Liang Shu était déjà entré dans le pavillon de thé. Dès que le serviteur vit le prince s’éloigner, il se précipita et demanda, étonné : "Jeune maître, qu'est-il arrivé à votre tête ?"

"Je me suis accidentellement cogné." Liu Xian'an balaya les alentours du regard et, voyant qu'il n'y avait que trois chariots stationnés sur le chemin de montagne et peu de soldats autour, il demanda : "Il n'y a que ces gens-là ?"

"Quand nous avons quitté la ville, il y en avait beaucoup plus, mais ensuite, ils ont pris différents chemins." répondit le serviteur. "Le vice-général Gao a dit que le prince ne voulait pas attirer trop d'attention, alors il a décidé de voyager en formation simple."

Liu Xian'an posa une autre question : "Tu as été avec le vice-général Gao tout au long du trajet.

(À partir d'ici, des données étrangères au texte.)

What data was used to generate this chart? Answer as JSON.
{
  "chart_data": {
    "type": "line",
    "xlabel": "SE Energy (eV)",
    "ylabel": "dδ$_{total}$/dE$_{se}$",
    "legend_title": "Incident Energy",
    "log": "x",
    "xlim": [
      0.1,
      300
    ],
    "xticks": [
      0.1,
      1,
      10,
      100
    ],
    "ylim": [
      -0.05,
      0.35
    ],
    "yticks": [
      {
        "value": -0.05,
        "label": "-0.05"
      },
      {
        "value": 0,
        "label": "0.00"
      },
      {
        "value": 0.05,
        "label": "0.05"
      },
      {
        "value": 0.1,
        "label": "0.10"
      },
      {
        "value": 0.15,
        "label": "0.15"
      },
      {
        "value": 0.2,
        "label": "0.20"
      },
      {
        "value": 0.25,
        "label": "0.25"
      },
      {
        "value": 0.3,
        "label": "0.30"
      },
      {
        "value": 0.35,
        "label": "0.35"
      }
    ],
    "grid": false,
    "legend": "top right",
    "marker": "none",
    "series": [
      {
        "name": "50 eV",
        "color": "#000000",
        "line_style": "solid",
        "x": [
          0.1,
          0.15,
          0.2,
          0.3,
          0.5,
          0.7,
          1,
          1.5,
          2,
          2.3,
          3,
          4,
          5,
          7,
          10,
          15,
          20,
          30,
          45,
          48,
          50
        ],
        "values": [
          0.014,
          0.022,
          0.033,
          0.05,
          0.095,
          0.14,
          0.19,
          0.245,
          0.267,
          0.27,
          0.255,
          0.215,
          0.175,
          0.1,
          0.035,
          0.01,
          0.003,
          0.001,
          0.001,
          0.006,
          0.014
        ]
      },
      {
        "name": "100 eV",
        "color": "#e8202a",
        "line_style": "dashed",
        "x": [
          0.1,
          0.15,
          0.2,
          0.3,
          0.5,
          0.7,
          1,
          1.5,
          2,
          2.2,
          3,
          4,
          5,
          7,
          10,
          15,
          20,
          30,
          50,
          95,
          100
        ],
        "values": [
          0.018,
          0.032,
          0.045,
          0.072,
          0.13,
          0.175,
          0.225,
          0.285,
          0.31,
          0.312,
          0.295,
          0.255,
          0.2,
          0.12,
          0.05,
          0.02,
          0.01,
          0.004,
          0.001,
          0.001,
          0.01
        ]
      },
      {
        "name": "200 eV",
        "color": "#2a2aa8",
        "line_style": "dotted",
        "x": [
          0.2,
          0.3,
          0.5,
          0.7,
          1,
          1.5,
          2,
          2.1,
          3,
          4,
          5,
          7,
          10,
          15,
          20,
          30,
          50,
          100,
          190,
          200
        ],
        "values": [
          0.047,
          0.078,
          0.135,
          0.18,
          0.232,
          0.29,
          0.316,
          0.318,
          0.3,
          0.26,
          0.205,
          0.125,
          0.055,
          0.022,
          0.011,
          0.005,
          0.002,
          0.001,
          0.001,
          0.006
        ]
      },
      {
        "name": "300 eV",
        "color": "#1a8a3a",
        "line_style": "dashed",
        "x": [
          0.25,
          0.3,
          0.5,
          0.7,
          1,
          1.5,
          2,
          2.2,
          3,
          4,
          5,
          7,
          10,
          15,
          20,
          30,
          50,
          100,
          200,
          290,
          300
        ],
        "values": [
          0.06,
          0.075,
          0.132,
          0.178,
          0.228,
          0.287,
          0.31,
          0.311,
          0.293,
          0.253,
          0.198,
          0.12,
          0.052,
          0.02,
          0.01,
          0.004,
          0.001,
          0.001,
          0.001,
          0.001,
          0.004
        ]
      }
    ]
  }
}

Qu'a-t-il dit d'autre ?"

"Rien de plus." répondit le serviteur honnêtement. "Après avoir parlé de voyager discrètement, le vice-général Gao m'a demandé comment je m'appelais. Je lui ai dit 'A Ning', et il m'a demandé quel Ning (NT : , qui peut signifier paix, tranquillité, ou consentement). Je lui ai répondu que c'était 'Wu Bu' (NT : 无不 ‘rien ne…’, double négation), comme dans 'rien qui ne fuit, rien qui ne soit accueilli, rien qui ne soit détruit, rien qui ne se réalise', ce Ning (NT : jeu sur la construction de phrases opposées pour suggérer que le caractère transcende les oppositions simples). C'est le jeune maître qui m'a personnellement donné ce nom. Puis, le vice-général Gao n'a plus rien dit."

Liu Xian'an tapota sa tête : "La prochaine fois quelqu'un te demande, dis-lui que c'est le Ning de 'An Ning' (NT : 安宁, paix et tranquillité) . Allez, allons nous reposer un peu."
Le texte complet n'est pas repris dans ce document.